Loss aversion also makes you over-diversify. You spread capital across too many small deals to avoid any single blowup. But that dilutes returns and increases monitoring costs. Not smart.
Here’s a trick: reframe the decision. Instead of asking “Will this lose money?” ask “What’s the expected return relative to the risk?” Numbers don’t have feelings. Use them.
Framing Effects: How You Present the Deal Matters
Ever notice how the same loan looks different depending on how it’s described? “This deal has a 5% chance of default” sounds riskier than “This deal has a 95% chance of success.” Same odds. Different framing.
Private credit allocators are vulnerable to framing because deals are often pitched with glossy summaries. The framing biases your gut.
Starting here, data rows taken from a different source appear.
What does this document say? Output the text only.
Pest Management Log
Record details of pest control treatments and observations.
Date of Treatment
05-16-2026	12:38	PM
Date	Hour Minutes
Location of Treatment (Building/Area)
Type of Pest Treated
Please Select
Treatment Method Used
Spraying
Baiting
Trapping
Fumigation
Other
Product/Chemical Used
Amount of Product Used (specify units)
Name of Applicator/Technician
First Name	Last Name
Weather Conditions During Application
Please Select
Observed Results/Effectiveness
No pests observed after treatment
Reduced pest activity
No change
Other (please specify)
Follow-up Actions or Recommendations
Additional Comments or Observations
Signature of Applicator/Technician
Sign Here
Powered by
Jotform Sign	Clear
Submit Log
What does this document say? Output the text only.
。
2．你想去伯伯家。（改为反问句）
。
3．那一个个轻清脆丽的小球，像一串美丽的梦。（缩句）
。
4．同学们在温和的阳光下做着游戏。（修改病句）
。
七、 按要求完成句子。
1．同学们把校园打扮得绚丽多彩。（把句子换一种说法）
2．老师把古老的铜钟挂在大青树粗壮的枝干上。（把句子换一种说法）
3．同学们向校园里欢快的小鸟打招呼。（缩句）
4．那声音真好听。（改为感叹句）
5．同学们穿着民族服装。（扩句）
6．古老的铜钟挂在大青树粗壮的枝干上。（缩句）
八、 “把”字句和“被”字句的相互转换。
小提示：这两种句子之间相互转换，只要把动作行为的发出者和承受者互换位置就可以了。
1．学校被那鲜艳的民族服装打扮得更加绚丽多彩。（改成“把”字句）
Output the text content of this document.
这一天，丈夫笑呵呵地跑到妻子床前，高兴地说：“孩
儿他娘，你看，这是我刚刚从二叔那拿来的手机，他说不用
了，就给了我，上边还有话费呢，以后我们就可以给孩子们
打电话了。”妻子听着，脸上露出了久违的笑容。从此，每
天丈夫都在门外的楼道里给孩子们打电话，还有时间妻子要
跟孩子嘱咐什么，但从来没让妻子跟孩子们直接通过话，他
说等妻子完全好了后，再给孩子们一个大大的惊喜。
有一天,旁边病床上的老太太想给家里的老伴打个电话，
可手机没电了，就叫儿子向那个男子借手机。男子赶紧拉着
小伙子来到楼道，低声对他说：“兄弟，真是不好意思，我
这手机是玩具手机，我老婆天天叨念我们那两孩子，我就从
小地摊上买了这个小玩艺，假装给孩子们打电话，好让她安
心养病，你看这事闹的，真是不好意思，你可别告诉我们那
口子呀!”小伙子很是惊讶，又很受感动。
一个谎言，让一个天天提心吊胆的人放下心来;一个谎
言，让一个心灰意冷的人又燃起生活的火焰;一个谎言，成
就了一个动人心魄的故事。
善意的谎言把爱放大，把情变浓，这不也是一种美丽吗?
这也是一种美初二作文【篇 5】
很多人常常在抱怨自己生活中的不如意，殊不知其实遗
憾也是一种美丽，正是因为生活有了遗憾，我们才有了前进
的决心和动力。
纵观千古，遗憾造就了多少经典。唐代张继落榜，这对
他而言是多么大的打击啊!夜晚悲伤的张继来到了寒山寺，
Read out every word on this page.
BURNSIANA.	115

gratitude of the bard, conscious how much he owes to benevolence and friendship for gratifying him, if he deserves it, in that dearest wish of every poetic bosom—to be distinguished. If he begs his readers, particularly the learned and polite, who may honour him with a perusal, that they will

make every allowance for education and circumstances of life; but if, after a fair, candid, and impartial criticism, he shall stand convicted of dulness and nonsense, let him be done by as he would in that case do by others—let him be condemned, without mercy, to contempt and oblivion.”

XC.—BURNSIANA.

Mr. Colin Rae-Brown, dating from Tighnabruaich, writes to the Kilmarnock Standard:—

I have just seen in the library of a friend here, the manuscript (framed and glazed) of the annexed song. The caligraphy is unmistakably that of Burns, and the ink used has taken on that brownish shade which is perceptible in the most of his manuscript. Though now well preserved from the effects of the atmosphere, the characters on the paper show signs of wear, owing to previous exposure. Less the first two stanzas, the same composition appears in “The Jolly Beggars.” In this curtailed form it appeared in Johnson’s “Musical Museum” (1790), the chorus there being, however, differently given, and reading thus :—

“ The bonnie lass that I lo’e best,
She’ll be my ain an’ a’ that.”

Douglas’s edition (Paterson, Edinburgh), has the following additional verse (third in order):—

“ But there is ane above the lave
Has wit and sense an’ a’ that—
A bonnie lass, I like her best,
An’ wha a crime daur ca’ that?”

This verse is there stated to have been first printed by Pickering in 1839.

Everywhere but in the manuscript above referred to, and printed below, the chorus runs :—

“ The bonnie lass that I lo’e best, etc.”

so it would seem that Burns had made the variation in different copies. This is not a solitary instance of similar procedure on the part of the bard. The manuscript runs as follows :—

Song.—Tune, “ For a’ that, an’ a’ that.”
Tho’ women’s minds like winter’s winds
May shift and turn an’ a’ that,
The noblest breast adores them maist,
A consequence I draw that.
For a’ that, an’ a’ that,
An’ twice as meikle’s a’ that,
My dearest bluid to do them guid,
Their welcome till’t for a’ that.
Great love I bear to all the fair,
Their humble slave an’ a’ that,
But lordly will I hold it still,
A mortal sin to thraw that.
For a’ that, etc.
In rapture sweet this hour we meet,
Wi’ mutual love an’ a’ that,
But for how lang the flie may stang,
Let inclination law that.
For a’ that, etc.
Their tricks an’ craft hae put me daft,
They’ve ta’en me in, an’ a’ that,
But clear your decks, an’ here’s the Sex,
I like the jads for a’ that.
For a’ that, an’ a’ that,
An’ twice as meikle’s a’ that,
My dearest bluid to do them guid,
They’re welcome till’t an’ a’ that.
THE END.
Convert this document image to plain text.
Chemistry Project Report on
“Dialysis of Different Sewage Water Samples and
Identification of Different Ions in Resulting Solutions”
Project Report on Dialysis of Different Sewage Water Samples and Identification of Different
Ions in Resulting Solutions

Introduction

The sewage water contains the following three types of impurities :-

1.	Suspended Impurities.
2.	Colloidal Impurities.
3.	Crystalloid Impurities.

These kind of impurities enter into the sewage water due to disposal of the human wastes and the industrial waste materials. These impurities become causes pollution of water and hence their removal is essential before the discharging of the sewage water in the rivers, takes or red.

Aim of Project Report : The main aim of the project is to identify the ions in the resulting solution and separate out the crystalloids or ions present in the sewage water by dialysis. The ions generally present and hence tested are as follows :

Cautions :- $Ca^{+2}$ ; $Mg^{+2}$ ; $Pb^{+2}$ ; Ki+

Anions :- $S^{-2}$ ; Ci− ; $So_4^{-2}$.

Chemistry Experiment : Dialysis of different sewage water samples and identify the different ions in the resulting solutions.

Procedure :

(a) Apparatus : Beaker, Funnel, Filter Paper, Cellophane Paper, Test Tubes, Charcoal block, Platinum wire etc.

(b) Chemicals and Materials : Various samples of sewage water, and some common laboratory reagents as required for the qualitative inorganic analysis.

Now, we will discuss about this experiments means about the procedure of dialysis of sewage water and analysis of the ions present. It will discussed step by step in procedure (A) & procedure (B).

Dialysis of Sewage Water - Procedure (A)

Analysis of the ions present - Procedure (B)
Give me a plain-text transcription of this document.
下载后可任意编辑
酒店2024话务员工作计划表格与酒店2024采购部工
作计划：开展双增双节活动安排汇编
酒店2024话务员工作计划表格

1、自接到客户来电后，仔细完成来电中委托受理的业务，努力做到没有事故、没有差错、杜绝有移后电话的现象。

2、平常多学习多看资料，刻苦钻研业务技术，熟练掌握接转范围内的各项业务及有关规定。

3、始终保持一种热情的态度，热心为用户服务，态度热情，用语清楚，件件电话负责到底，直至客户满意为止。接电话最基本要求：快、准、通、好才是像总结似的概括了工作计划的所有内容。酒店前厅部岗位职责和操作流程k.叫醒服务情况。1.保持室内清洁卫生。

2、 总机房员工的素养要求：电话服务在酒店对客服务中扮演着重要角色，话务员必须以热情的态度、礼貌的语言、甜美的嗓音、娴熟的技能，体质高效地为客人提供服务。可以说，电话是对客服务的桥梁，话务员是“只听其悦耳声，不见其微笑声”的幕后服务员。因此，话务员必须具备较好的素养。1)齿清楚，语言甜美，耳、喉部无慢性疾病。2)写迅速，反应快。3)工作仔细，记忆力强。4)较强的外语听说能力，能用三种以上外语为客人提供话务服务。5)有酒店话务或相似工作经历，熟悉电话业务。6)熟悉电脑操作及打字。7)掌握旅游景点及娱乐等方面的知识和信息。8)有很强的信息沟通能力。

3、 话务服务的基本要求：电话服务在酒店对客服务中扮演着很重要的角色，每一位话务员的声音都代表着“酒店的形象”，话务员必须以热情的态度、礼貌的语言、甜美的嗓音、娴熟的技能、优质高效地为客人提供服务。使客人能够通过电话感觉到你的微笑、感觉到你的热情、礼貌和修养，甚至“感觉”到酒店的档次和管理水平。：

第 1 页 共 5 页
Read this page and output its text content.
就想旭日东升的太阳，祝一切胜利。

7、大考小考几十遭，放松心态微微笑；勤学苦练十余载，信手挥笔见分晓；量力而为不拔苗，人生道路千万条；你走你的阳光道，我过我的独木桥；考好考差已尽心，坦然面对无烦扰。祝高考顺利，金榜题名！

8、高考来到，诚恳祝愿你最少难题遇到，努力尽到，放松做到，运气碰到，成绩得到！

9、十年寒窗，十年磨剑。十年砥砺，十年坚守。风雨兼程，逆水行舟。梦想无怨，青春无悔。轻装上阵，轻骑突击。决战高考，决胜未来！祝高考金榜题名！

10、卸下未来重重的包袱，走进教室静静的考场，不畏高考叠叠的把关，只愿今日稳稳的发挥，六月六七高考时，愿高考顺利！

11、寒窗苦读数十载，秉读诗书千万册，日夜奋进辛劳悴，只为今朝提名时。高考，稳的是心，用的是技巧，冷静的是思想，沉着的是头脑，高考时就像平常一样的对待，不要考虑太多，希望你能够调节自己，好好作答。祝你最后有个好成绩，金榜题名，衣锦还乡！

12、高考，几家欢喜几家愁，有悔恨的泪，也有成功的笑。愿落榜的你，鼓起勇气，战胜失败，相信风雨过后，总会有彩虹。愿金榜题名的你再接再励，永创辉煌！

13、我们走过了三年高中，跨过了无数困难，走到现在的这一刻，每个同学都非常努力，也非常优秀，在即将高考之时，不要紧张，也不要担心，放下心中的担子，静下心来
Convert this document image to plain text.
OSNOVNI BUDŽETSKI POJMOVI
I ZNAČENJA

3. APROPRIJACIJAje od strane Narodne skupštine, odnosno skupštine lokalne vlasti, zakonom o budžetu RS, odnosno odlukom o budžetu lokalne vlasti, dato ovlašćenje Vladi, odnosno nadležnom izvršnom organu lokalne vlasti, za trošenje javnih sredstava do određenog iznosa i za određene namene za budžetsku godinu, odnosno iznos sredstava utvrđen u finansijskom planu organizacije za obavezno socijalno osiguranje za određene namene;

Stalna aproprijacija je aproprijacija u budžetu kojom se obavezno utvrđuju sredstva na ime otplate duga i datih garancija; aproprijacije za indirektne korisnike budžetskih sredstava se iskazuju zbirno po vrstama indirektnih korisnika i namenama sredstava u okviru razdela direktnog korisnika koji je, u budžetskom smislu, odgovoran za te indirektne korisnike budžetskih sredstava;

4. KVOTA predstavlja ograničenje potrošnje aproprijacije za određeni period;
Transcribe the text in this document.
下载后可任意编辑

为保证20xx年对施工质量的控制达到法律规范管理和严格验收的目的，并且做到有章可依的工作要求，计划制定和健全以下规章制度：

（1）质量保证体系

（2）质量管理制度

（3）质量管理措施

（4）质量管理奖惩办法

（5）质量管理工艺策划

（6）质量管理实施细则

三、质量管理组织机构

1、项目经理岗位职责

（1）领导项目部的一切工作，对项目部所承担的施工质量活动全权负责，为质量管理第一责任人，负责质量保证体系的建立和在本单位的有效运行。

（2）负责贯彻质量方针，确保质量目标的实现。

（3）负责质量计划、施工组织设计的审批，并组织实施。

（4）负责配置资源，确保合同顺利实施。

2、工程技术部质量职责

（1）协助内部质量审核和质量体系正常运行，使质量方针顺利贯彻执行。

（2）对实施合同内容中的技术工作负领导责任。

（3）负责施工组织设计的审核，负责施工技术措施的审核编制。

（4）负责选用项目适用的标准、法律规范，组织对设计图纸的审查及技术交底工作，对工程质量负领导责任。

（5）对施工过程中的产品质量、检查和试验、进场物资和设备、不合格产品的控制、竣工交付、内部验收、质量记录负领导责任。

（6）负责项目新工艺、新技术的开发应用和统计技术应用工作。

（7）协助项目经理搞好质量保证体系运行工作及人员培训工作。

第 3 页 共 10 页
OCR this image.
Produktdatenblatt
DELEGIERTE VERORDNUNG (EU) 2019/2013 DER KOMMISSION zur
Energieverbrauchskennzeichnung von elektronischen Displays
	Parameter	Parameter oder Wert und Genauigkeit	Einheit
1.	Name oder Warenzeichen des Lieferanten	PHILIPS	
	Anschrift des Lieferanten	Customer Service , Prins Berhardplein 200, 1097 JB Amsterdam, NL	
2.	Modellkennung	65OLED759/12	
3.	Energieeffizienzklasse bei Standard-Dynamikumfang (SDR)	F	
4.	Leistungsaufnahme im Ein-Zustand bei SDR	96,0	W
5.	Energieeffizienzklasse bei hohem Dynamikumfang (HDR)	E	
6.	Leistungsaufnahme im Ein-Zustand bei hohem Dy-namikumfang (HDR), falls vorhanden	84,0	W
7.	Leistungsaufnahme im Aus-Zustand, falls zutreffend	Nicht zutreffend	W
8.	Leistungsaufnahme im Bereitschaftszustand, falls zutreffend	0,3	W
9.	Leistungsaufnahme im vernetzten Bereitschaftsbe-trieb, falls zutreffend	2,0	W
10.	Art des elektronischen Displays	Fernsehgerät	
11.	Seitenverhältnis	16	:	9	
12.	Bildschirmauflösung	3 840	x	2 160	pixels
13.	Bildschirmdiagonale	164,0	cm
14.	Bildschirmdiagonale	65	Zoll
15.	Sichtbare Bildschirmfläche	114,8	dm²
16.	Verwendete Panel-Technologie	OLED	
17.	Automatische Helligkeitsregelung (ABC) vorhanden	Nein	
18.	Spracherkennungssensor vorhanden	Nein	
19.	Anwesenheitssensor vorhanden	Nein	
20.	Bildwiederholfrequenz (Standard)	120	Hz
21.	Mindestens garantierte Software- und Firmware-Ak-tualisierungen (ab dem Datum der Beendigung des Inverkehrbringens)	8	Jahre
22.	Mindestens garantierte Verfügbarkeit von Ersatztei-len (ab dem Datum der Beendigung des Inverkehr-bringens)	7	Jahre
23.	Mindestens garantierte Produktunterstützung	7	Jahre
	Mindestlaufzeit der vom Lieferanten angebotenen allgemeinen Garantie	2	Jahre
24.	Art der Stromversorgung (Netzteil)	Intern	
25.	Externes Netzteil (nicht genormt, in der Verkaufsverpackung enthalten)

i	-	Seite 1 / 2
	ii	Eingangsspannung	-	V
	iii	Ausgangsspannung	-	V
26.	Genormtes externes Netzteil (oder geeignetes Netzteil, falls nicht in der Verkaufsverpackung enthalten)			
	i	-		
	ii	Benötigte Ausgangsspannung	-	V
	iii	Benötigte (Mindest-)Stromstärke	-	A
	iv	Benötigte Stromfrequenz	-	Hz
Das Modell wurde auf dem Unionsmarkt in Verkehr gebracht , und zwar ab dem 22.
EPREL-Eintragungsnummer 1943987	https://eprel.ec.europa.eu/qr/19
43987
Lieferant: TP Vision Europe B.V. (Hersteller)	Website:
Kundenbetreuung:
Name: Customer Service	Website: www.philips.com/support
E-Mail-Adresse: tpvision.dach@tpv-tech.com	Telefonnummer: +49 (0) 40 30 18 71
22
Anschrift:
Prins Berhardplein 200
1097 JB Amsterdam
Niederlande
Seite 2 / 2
You might accept worse terms if the story is told well.
Always ask for the raw data. Strip away the narrative. Look at the numbers naked.
Availability Heuristic: The Easy Memory Trap
Your brain loves what’s easy to recall. If you recently heard about a default in the logistics sector, you might suddenly think all logistics loans are risky. That’s the availability heuristic—you judge probability based on how easily examples come to mind.
In private credit, this leads to sector herding and panic. You avoid entire industries based on one bad story. Or you over-allocate to a sector because you remember a few wins.
Combat this by keeping a decision journal. Write down why you made each allocation. Then review it later. You’ll spot patterns of availability bias in your own thinking.
Affect Heuristic: Liking the Borrower Too Much
This one’s personal. You meet a founder. They’re passionate. They remind you of yourself. You like them. Suddenly, the loan terms look better. The risks seem smaller.
That’s the affect heuristic—emotion driving judgment. It’s especially dangerous in private credit because relationships matter. But liking someone doesn’t mean their business is creditworthy.
I’ve seen allocators waive covenants because they “trusted the CEO.” Big mistake. Trust is great for dinner. It’s terrible for underwriting.
Putting It All Together: A Practical Framework
So how do you actually fix these biases? You can’t eliminate them—they’re human. But you can build systems.
- Standardize your process. Use checklists for every deal. No exceptions. Checklists kill overconfidence and anchoring.
- Require pre-mortems. Before approving a loan, imagine it failed. What went wrong? This fights confirmation bias.
- Diversify decision-makers. Include people with different backgrounds. Herding and affect heuristic get diluted.
- Track your decisions. Keep a log of allocations and outcomes. Review quarterly. You’ll see your biases in the data.
- Use quantitative models. They’re not perfect, but they’re less emotional. Let them challenge your gut.
The Bottom Line
Private credit allocation isn’t just about spreadsheets and cash flows. It’s about people—and people are messy. Biases like overconfidence, anchoring, and loss aversion are baked into how we think. You can’t switch them off.
But you can build guardrails. You can slow down. You can question your own certainty. The best allocators aren’t the ones who never make mistakes. They’re the ones who know how they make mistakes—and design their process around that knowledge.
So next time you’re staring at a deal memo, take a breath. Check your biases. Your portfolio will thank you.
Key takeaway: Behavioral finance isn’t a theory—it’s a practical tool. Use it to allocate smarter, not harder.